Nevertheless, both Bangkok and the BRN agree that Malaysia is the most viable option for facilitator, and this is highly unlikely to change. Malaysia is an important trading partner to Thailand and many BRN members find sanctuary here. There is, however, real frustration towards the facilitator office for not being flexible or responsive enough to dynamics on the ground – something the new facilitator must address.

As a facilitator, apart from the importance of being impartial, Malaysia must also play a leadership role. While it is imperative that Malaysia respect the choice made by the parties involved over the format of the dialogue and its substance, Malaysia still needs to guide the dialogue by making sure it stays on track and ensuring both sides move forward positively

This can be difficult to do when Malaysia is left out of the loop when “backdoor” channels are used. These are supposed to help build trust and complement official dialogue sessions but. Unfortunately, these not-so-secret unofficial discussions held in different countries not only leaves Malaysia in the dark but further strengthens the narrative that Malaysia is not an honest broker but is rather the spoiler in the peace process. Rather than supporting the official dialogue these meetings compete with it instead.

The current peace dialogue is at a juncture at which it must move beyond confidence-building measure to more concrete matters. Tangible results are needed especially in finding common ground on three key issues: public consultations, violence reduction, and political solutions to the conflict.

The Ramadan peace initiative in April 2022 had given hope to the people in Southern Thailand that the peace dialogue was working, but that dividend has already waned. The rise in violence later in 2022 and the return of the Patani United Liberation Organisation attacks are worrying – their last known attack previously was in 2016.
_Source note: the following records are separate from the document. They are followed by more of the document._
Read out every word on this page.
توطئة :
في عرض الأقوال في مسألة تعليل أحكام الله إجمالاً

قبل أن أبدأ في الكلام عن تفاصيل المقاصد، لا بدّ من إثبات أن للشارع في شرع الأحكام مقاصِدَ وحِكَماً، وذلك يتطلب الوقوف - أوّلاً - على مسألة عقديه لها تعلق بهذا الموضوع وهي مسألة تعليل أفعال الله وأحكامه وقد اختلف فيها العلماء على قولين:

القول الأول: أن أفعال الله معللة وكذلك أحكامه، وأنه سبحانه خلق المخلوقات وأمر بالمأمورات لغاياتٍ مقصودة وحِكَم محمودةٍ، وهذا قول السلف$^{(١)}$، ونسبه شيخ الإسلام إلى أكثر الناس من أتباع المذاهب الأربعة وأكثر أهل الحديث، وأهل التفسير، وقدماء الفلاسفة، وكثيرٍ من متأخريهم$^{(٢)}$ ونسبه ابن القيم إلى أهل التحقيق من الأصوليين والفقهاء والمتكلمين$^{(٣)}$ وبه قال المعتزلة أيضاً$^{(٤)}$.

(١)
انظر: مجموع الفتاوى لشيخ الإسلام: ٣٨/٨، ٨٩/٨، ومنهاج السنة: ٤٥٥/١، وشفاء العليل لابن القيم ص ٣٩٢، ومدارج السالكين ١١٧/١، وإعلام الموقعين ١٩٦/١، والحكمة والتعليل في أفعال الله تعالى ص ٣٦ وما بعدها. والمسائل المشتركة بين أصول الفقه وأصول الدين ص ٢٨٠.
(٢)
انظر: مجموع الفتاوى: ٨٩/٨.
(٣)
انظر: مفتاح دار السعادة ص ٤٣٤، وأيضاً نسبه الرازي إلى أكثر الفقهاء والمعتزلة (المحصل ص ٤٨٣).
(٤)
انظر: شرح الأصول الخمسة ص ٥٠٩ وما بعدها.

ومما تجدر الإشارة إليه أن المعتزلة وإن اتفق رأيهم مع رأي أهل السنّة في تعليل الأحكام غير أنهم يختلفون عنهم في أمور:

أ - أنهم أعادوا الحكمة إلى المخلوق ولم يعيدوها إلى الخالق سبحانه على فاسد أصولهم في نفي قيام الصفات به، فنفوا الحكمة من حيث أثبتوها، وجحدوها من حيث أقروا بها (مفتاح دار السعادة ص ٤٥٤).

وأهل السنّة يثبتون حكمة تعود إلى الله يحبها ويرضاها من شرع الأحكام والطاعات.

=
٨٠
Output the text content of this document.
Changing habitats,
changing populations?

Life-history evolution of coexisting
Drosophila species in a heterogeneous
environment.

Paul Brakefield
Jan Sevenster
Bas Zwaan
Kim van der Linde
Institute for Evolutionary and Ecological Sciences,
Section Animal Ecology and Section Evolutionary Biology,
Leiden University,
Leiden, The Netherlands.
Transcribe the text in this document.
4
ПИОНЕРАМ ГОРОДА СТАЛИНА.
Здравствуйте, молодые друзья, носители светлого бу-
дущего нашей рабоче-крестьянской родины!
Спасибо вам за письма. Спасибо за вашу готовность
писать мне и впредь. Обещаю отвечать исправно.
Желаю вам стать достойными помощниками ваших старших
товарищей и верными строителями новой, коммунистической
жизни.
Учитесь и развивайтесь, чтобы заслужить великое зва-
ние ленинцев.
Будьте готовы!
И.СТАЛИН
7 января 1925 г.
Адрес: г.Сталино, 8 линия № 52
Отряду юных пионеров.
This may be a sign of frustration with the peace process. Reportedly, many groups feel unrepresented and that BRN does not necessarily speak for the whole of the south. Other rebel groups want a seat at the table, and this will likely turn into a demand if negotiations fail to produce results. To date, though, BRN is still the group with the strongest public support in the South. This can easily be seen in the funerals held for fallen BRN combatants and the social media platforms supporting them.

Malaysia recently appointed a new head to the facilitator office, ex-military chief Tan Sri Zulkifli Zainal Abidin and there is hope he will inject some badly needed fresh blood into the talks. He is an interesting choice. His background of field experience and military studies offers a combination of pragmatism and academia that may make him a more nuanced and strategic facilitator.

We hope he will also view Malaysia’s role more professionally. Hence, for a start, there are some immediate things he can do to help move the dialogue forward: first, strengthen facilitator’s office to be more responsive to the talks, particularly in the three key areas mentioned before; and second, increase the number of observers of the peace process beyond the current two.

Eventually, the talks must be more inclusive and representative of all stakeholders if there is to be a sustainable peace.

Altaf Deviyati is a co-founder and the managing director of Iman Research, a think tank studying society, religion and perception. The views expressed here are solely the writer’s own.